Question

Can't load reference sequence from file 'GRCh37.fa': Unexpected character 'M' found.

1

Entering edit mode

4.0 years ago

Kai_Qi ▴ 130

Hi all:

I am trying to do an analysis using GRCh37.fa as reference genome. After running command

pureclip -i aligned.f.duplRm.pooled.R2.bam -bai aligned.f.duplRm.pooled.R2.bam.bai -g GRCh37.fa -iv "1;2;3;4;5;6;7;8;9;10;11;12;13;14;15;16;17;18;19;20;21;22;X;Y;" -nt 10 -o PureCLIP.crosslink_sites.bed

I received an error:

ERROR: Can't load reference sequence from file 'GRCh37.fa': Unexpected character 'M' found.

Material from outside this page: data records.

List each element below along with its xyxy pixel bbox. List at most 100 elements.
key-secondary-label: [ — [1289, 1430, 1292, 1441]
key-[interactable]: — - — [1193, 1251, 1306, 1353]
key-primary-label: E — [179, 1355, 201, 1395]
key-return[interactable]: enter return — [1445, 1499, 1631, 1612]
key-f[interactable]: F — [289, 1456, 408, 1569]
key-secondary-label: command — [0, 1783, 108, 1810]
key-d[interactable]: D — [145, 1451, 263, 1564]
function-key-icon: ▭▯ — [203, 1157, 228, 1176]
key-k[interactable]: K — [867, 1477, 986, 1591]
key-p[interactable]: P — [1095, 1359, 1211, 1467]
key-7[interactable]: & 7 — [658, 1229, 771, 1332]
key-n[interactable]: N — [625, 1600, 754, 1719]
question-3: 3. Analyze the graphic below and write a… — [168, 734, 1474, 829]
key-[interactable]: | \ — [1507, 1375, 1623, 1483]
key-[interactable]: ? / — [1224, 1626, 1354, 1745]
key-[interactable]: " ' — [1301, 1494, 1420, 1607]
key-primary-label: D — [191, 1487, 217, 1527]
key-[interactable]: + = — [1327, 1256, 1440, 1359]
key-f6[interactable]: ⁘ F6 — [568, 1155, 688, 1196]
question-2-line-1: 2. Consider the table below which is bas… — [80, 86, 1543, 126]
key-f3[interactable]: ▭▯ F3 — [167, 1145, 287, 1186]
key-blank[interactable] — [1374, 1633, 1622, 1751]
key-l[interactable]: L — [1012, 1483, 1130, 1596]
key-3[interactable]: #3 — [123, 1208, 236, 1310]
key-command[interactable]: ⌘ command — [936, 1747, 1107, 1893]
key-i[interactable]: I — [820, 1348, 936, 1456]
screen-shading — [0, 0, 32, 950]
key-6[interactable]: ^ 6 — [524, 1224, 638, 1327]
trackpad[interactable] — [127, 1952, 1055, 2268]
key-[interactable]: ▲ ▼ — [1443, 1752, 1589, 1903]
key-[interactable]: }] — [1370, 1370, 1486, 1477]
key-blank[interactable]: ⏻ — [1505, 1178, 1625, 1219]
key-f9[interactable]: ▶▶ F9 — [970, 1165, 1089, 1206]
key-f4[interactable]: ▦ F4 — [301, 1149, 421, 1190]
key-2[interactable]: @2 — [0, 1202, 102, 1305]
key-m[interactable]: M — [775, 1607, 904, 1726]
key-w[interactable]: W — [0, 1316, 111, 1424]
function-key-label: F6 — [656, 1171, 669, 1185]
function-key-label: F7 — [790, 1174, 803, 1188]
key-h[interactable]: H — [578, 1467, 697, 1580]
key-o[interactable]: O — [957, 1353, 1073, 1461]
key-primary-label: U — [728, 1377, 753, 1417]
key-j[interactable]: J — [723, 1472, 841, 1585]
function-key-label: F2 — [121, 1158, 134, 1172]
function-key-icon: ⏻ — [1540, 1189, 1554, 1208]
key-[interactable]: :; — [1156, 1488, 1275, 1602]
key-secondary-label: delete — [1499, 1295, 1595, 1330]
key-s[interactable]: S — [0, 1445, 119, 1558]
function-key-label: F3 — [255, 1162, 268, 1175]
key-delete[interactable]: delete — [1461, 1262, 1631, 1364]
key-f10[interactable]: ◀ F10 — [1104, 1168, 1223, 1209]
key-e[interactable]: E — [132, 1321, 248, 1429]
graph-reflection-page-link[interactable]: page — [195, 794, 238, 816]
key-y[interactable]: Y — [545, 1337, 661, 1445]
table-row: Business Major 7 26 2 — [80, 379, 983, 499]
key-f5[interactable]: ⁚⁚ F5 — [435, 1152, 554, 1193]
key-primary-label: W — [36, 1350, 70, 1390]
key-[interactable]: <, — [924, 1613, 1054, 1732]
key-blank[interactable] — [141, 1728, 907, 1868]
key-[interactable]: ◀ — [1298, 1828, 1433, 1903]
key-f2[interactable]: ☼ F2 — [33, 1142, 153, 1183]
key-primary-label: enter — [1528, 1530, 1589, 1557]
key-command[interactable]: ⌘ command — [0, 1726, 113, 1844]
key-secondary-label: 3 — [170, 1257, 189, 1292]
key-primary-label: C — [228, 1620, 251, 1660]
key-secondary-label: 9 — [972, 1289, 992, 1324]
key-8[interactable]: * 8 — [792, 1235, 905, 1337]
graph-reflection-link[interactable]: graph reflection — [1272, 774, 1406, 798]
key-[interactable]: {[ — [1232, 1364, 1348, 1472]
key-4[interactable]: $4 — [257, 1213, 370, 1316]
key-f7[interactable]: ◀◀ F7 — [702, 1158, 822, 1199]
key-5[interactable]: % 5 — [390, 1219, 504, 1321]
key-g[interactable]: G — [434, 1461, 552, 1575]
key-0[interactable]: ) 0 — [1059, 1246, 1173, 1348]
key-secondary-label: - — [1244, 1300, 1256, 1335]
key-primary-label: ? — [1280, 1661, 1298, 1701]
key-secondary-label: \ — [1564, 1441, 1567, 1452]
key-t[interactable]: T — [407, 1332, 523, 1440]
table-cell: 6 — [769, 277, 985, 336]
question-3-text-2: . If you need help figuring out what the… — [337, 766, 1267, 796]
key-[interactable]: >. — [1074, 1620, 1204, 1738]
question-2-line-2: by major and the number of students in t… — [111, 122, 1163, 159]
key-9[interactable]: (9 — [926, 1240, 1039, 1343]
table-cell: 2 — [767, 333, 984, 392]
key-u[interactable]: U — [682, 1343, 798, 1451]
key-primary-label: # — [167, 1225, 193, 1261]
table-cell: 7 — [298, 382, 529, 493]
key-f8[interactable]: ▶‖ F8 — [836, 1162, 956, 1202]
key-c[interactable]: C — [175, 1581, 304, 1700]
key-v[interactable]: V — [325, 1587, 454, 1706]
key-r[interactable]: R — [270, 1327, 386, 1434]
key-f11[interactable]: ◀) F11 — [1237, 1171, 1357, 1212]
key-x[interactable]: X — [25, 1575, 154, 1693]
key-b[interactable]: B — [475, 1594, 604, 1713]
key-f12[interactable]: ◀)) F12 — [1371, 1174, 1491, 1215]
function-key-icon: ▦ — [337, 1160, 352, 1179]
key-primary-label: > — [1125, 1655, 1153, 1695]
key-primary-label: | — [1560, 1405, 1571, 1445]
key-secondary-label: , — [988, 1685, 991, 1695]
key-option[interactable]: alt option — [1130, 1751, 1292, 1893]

I got advice from the developer as:

The problem is coming from an external library which is used and which expects the reference sequence to contain only the letters 'A', 'C', 'G', 'T' or 'N'. I know it is not ideal, but if you convert all non-ACGTs to Ns, the problem should be solved

Does anyone can teach me how to convert all non-ACGT to Ns so that I will be able to give it a try?

Thanks,

next-gen-sequencing RNA-Seq • 1.8k views

ADD COMMENT • link updated 2.7 years ago by Ram 44k • written 4.0 years ago by Kai_Qi ▴ 130

0

Entering edit mode

It is indeed strange that your reference contains the letter M. As a first step I would double check that the reference contains nucleotides and not amino acids. Once you are sure that this is the case you can use pyfasta of some other tool depending in which programming language you are proficient.

ADD REPLY • link 4.0 years ago by Fabio Marroni ★ 3.0k

0

Entering edit mode

It is a reference genome. Thank you for your comment. I used a differential reference genome and it generated bed file. Nevertheless, I could not see peaks when load the bed to IGV. I guess I need to ask around.

Thanks,

ADD REPLY • link 4.0 years ago by Kai_Qi ▴ 130

score 0 · Answer 1 · 2022-02-02

0

Entering edit mode

2.8 years ago

swathishekaran93 • 0

Hi Kai, Got the same error in Pureclip using the reference genome fasta file downloaded from UCSC. To get the clean reference genome, you can try this:

cat hg38as.fa | sed '/^\>/! s/[RYKMSWBVHD]/N/g' > hg38as_clean.fa

It basically replaces any letters in the character set [RYKMSWBVHD] with an N, only in the lines that are not the header aka do not start with >. This fixed the Pureclip error for me.